Max Reinhardt und Hofmannsthal wollten bei der Gründung der Festspiele: das Beste vom Besten. Allerdings war der äußere Anlass für die Gründung das Ende des Ersten Weltkriegs, woran heute kaum noch erinnert wird. Aber wie kam es zu dem Projekt „Jedermann reloaded“ und darin alle Rollen zu spielen?
PH: Reinhardt wollte mit den Salzburger Festspielen eine Art Anti-Bayreuth, also anti-preußisch, erschaffen. Die Einnahmen sollten zur Linderung der Kriegsnot verwendet werden. Der Erzbischof hatte dem Domplatz als Bühnenbild für das katholische Moralstück zugestimmt, samt Dom-Orgel und Glockengeläut – ganz im Sinne von Max Reinhardt, der sich „die ganze Stadt als Bühne“ wünschte. Meine erste Begegnung mit „Jedermann“ in Salzburg als junger Schauspielschüler war dagegen erst einmal enttäuschend. Der Ereignischarakter blieb mir fremd. Ich bin mit der Frage, was der Reiz an „Jedermann“ sein sollte, alleine geblieben. Diese Irritation hat sicher später zu dem Wunsch geführt, aus dem großen und auch moraltriefendem Theaterspektakel einen leichtfüßigen Monolog zu machen. 2013 kam es dann zur Gründung der Band ‚Die Elektrohand Gottes‘.
Wir wollten mit „Jedermann Reloaded“ ein besonderes Hörerlebnis schaffen, um näher an Jedermanns Denken und Fühlen heranzukommen. Auch an die Lyrik, an den Klang, an diese spezielle Sprache. Entstanden ist dann ein intimer Einblick, eine Reise in den Kopf Jedermanns. Und während Hofmannsthal die Gegenwart in der Vergangenheit sichtbar machen wollte, holt unsere Interpretation in der provokanten Attitüde eines Rockkonzerts das Vergängliche im Gegenwärtigen hervor.
2018 sind Sie für den erkrankten Tobias Moretti als Jedermann nach Salzburg gerufen worden.
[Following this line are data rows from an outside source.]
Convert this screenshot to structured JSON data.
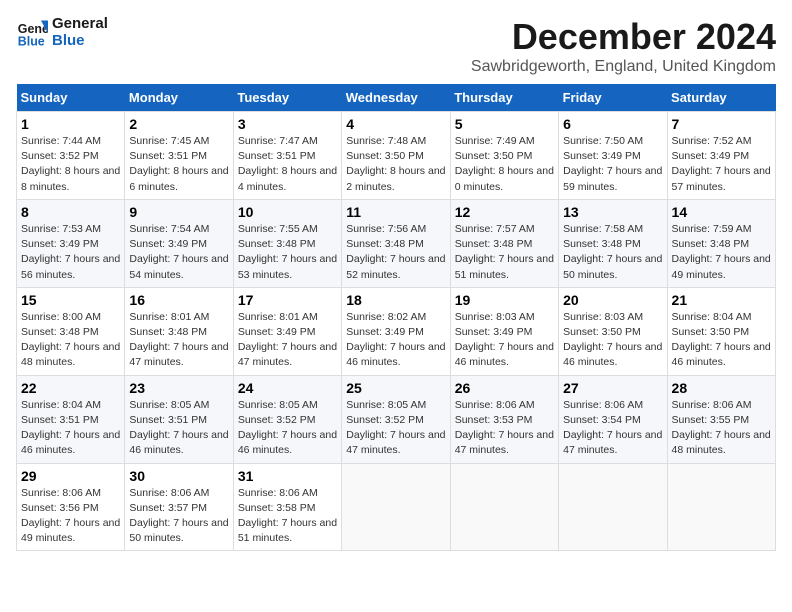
{
  "logo": {
    "line1": "General",
    "line2": "Blue"
  },
  "title": "December 2024",
  "location": "Sawbridgeworth, England, United Kingdom",
  "days_of_week": [
    "Sunday",
    "Monday",
    "Tuesday",
    "Wednesday",
    "Thursday",
    "Friday",
    "Saturday"
  ],
  "weeks": [
    [
      {
        "day": "1",
        "sunrise": "7:44 AM",
        "sunset": "3:52 PM",
        "daylight": "8 hours and 8 minutes."
      },
      {
        "day": "2",
        "sunrise": "7:45 AM",
        "sunset": "3:51 PM",
        "daylight": "8 hours and 6 minutes."
      },
      {
        "day": "3",
        "sunrise": "7:47 AM",
        "sunset": "3:51 PM",
        "daylight": "8 hours and 4 minutes."
      },
      {
        "day": "4",
        "sunrise": "7:48 AM",
        "sunset": "3:50 PM",
        "daylight": "8 hours and 2 minutes."
      },
      {
        "day": "5",
        "sunrise": "7:49 AM",
        "sunset": "3:50 PM",
        "daylight": "8 hours and 0 minutes."
      },
      {
        "day": "6",
        "sunrise": "7:50 AM",
        "sunset": "3:49 PM",
        "daylight": "7 hours and 59 minutes."
      },
      {
        "day": "7",
        "sunrise": "7:52 AM",
        "sunset": "3:49 PM",
        "daylight": "7 hours and 57 minutes."
      }
    ],
    [
      {
        "day": "8",
        "sunrise": "7:53 AM",
        "sunset": "3:49 PM",
        "daylight": "7 hours and 56 minutes."
      },
      {
        "day": "9",
        "sunrise": "7:54 AM",
        "sunset": "3:49 PM",
        "daylight": "7 hours and 54 minutes."
      },
      {
        "day": "10",
        "sunrise": "7:55 AM",
        "sunset": "3:48 PM",
        "daylight": "7 hours and 53 minutes."
      },
      {
        "day": "11",
        "sunrise": "7:56 AM",
        "sunset": "3:48 PM",
        "daylight": "7 hours and 52 minutes."
      },
      {
        "day": "12",
        "sunrise": "7:57 AM",
        "sunset": "3:48 PM",
        "daylight": "7 hours and 51 minutes."
      },
      {
        "day": "13",
        "sunrise": "7:58 AM",
        "sunset": "3:48 PM",
        "daylight": "7 hours and 50 minutes."
      },
      {
        "day": "14",
        "sunrise": "7:59 AM",
        "sunset": "3:48 PM",
        "daylight": "7 hours and 49 minutes."
      }
    ],
    [
      {
        "day": "15",
        "sunrise": "8:00 AM",
        "sunset": "3:48 PM",
        "daylight": "7 hours and 48 minutes."
      },
      {
        "day": "16",
        "sunrise": "8:01 AM",
        "sunset": "3:48 PM",
        "daylight": "7 hours and 47 minutes."
      },
      {
        "day": "17",
        "sunrise": "8:01 AM",
        "sunset": "3:49 PM",
        "daylight": "7 hours and 47 minutes."
      },
      {
        "day": "18",
        "sunrise": "8:02 AM",
        "sunset": "3:49 PM",
        "daylight": "7 hours and 46 minutes."
      },
      {
        "day": "19",
        "sunrise": "8:03 AM",
        "sunset": "3:49 PM",
        "daylight": "7 hours and 46 minutes."
      },
      {
        "day": "20",
        "sunrise": "8:03 AM",
        "sunset": "3:50 PM",
        "daylight": "7 hours and 46 minutes."
      },
      {
        "day": "21",
        "sunrise": "8:04 AM",
        "sunset": "3:50 PM",
        "daylight": "7 hours and 46 minutes."
      }
    ],
    [
      {
        "day": "22",
        "sunrise": "8:04 AM",
        "sunset": "3:51 PM",
        "daylight": "7 hours and 46 minutes."
      },
      {
        "day": "23",
        "sunrise": "8:05 AM",
        "sunset": "3:51 PM",
        "daylight": "7 hours and 46 minutes."
      },
      {
        "day": "24",
        "sunrise": "8:05 AM",
        "sunset": "3:52 PM",
        "daylight": "7 hours and 46 minutes."
      },
      {
        "day": "25",
        "sunrise": "8:05 AM",
        "sunset": "3:52 PM",
        "daylight": "7 hours and 47 minutes."
      },
      {
        "day": "26",
        "sunrise": "8:06 AM",
        "sunset": "3:53 PM",
        "daylight": "7 hours and 47 minutes."
      },
      {
        "day": "27",
        "sunrise": "8:06 AM",
        "sunset": "3:54 PM",
        "daylight": "7 hours and 47 minutes."
      },
      {
        "day": "28",
        "sunrise": "8:06 AM",
        "sunset": "3:55 PM",
        "daylight": "7 hours and 48 minutes."
      }
    ],
    [
      {
        "day": "29",
        "sunrise": "8:06 AM",
        "sunset": "3:56 PM",
        "daylight": "7 hours and 49 minutes."
      },
      {
        "day": "30",
        "sunrise": "8:06 AM",
        "sunset": "3:57 PM",
        "daylight": "7 hours and 50 minutes."
      },
      {
        "day": "31",
        "sunrise": "8:06 AM",
        "sunset": "3:58 PM",
        "daylight": "7 hours and 51 minutes."
      },
      null,
      null,
      null,
      null
    ]
  ]
}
Wie spielte sich das ab?
PH: Ich saß gerade mit der Band in Dresden im Studio, um unsere Platte „Jedermann Reloaded“ aufzunehmen und wir versuchten, den richtigen Sound für die Szene „Auftritt Glauben“ zu finden. Da kam völlig unvermittelt der Anruf. Die Intendantin fragte, ob ich am nächsten Tag einspringen könne. Ich habe ohne nachzudenken Ja gesagt. Es gab eine Art Verständigungsprobe, und schon ging es mit der ersten Vorstellung los. Es war zum Glück eine Abendvorstellung, nicht in der Nachmittagshitze, und alle, inklusive mir, wussten eigentlich nicht, was passiert und haben gebangt, ob es funktioniert.
War das denn schwierig, den Jedermann so wieder auszukoppeln, wenn man schon alle Rollen intus hat?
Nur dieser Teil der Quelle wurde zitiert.